Babies receiving their care on the Neonatal Intensive Care Unit are amongst the poorliest in the country. For parents this means spending weeks, even months in hospital not knowing if their child will survive.
Like Claire, many in this situation have no choice but to commute between hospital and home for the duration of their child’s stay because they cannot afford to stay close to NICU.
Most families from across the region are desperate to stay close to their babies, to have a place they can call ‘home’, emotionally recharge, eat and sleep in the comfort that in the case of an emergency they are a just a few minutes from their child.
Thanks to the generous support of local people, Sheffield Hospitals Charity has been able to fund the conversion of four flats, just five minutes walk from the Jessop Wing. The family accommodation, is a place that mums and dads can call their own for as long as their baby is receiving care.
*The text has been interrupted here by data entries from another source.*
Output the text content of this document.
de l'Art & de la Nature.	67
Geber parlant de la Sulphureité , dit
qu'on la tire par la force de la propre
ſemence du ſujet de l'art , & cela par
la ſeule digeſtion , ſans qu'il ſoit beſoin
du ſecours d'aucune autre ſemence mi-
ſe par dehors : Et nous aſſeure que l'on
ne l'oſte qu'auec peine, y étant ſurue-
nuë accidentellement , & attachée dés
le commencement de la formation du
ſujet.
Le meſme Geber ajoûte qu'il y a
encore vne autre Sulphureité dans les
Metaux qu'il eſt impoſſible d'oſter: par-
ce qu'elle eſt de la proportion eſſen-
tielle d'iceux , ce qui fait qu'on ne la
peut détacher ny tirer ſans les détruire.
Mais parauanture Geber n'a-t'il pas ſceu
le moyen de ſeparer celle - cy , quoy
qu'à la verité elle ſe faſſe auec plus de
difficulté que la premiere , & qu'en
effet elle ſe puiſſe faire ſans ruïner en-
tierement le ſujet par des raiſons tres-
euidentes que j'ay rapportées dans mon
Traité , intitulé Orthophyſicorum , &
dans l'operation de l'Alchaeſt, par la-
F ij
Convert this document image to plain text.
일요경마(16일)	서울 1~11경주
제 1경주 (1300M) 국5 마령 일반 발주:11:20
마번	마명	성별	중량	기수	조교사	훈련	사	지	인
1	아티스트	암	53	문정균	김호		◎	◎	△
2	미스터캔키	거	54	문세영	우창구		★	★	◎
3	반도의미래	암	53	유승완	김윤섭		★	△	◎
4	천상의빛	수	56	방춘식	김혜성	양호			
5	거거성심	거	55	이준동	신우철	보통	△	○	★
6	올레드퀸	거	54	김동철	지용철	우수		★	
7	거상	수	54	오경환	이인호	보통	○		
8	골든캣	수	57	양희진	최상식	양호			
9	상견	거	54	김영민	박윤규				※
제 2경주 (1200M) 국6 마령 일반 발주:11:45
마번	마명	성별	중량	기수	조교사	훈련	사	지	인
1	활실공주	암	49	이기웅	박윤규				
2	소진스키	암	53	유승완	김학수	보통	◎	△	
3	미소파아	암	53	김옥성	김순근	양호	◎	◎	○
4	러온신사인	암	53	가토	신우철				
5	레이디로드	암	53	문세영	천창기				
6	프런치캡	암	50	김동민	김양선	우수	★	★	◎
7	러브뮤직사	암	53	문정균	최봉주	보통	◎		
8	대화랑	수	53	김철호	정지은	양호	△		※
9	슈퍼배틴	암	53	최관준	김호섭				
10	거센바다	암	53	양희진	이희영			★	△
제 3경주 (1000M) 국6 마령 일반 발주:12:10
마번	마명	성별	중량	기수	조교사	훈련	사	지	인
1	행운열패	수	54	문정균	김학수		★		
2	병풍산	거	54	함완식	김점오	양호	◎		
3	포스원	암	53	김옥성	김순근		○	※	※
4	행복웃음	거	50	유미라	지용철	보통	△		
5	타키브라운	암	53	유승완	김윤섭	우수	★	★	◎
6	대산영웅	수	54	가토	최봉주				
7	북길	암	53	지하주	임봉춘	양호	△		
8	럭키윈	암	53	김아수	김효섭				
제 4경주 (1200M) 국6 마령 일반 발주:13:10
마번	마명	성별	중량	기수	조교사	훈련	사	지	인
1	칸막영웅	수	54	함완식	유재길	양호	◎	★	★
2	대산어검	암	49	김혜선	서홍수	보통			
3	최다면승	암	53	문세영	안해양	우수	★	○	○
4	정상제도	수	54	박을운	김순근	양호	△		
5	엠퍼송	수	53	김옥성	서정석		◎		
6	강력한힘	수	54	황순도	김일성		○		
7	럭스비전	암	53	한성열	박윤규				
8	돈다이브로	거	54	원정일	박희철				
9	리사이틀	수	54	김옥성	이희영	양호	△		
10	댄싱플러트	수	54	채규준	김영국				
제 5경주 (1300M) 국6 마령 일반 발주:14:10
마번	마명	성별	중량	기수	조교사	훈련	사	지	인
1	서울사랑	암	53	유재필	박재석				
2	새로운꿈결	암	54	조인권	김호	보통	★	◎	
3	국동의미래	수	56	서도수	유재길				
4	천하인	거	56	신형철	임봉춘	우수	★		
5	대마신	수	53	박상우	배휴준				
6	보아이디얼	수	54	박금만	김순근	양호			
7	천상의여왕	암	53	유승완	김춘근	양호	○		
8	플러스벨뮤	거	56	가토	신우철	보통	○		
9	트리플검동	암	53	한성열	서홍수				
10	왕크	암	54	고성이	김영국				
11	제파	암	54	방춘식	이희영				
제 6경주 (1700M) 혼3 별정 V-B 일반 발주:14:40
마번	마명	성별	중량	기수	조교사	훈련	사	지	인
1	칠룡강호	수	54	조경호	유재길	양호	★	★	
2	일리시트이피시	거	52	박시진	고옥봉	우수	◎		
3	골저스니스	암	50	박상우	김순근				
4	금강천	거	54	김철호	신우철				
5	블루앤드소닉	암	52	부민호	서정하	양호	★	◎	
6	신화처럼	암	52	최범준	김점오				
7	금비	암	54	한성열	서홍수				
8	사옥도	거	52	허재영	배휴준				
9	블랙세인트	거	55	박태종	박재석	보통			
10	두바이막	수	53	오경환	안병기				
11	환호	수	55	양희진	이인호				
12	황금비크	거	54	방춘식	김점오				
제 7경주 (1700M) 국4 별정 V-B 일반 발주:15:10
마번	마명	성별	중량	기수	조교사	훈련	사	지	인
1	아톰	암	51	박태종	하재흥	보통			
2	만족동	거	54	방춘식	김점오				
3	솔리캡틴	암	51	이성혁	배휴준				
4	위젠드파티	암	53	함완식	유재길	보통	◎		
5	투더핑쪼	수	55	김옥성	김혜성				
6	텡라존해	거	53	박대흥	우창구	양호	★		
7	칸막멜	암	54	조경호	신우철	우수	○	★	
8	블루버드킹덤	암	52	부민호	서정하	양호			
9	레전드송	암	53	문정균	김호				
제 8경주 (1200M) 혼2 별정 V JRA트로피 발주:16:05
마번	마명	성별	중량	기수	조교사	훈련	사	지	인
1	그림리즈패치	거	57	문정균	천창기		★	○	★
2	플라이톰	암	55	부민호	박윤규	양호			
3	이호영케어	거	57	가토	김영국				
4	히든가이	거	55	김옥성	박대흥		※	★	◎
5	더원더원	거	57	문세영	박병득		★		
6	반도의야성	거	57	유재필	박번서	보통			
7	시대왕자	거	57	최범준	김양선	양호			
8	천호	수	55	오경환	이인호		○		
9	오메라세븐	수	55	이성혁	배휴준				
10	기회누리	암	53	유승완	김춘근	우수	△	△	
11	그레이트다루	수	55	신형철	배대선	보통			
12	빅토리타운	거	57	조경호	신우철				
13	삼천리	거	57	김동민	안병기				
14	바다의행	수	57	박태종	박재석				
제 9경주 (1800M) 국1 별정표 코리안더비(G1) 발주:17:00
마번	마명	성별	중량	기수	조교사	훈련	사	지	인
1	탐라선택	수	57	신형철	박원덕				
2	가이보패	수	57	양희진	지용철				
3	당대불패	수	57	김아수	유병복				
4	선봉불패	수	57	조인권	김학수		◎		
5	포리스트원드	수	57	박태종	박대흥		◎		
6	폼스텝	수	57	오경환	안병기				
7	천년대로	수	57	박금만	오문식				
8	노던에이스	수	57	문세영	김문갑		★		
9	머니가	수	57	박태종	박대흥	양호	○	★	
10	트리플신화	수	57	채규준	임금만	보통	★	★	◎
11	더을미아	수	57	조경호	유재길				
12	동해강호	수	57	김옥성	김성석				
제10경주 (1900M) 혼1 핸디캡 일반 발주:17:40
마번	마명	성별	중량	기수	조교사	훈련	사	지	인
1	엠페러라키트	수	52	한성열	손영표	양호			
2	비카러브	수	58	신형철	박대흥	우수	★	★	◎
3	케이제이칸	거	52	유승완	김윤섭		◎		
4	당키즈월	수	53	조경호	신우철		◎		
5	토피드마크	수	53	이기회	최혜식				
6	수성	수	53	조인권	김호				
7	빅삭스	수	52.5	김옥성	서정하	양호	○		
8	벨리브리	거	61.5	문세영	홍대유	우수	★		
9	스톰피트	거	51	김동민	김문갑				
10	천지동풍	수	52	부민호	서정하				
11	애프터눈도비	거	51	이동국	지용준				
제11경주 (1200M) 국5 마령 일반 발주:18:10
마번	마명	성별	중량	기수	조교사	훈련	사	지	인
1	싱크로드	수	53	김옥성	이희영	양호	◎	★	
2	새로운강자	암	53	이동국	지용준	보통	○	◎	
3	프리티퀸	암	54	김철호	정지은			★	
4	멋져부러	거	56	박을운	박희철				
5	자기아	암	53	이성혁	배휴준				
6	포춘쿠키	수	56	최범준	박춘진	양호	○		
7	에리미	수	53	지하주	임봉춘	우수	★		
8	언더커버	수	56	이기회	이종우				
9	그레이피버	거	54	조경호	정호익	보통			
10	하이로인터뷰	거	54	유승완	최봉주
“The flat was brilliant. Without it we wouldn’t have been able to be with Bobby all day, every day. I wouldn’t have been able to leave him with him being so tiny and poorly. I knew he could have deteriorated quickly. It also gave us a sense of normality at such a difficult time, they were so homely.
“After nine weeks Bobby was stable enough to be moved to Hull, so I was able to go home. I was so thankful that the accommodation was available, and for people for donating to such a worthwhile cause.
“To say thank you, we and a group of our friends are taking part in the Jessops Superheroes event – it’ll be amazing to be able to give something back.”
To help raise funds to improve the care and treatment of babies and their families on the Jessop Wing and Neonatal Intensive Care Unit, Sheffield Hospitals Charity is hosting its fourth annual superhero event, which has now raised more than £50k in the last three years.
Jessops Superheroes, sponsored by DuoCall, is a sponsored 2.5k or 4k family walk, buggy push, toddle or trike to help raise funds for the city’s tiniest patients.
The event takes place on Sunday 21st May 2017 at Graves Park at 10.30am. There is a £15 minimum sponsorship for all who take part. All who take part will be given a free superhero or cape or bib.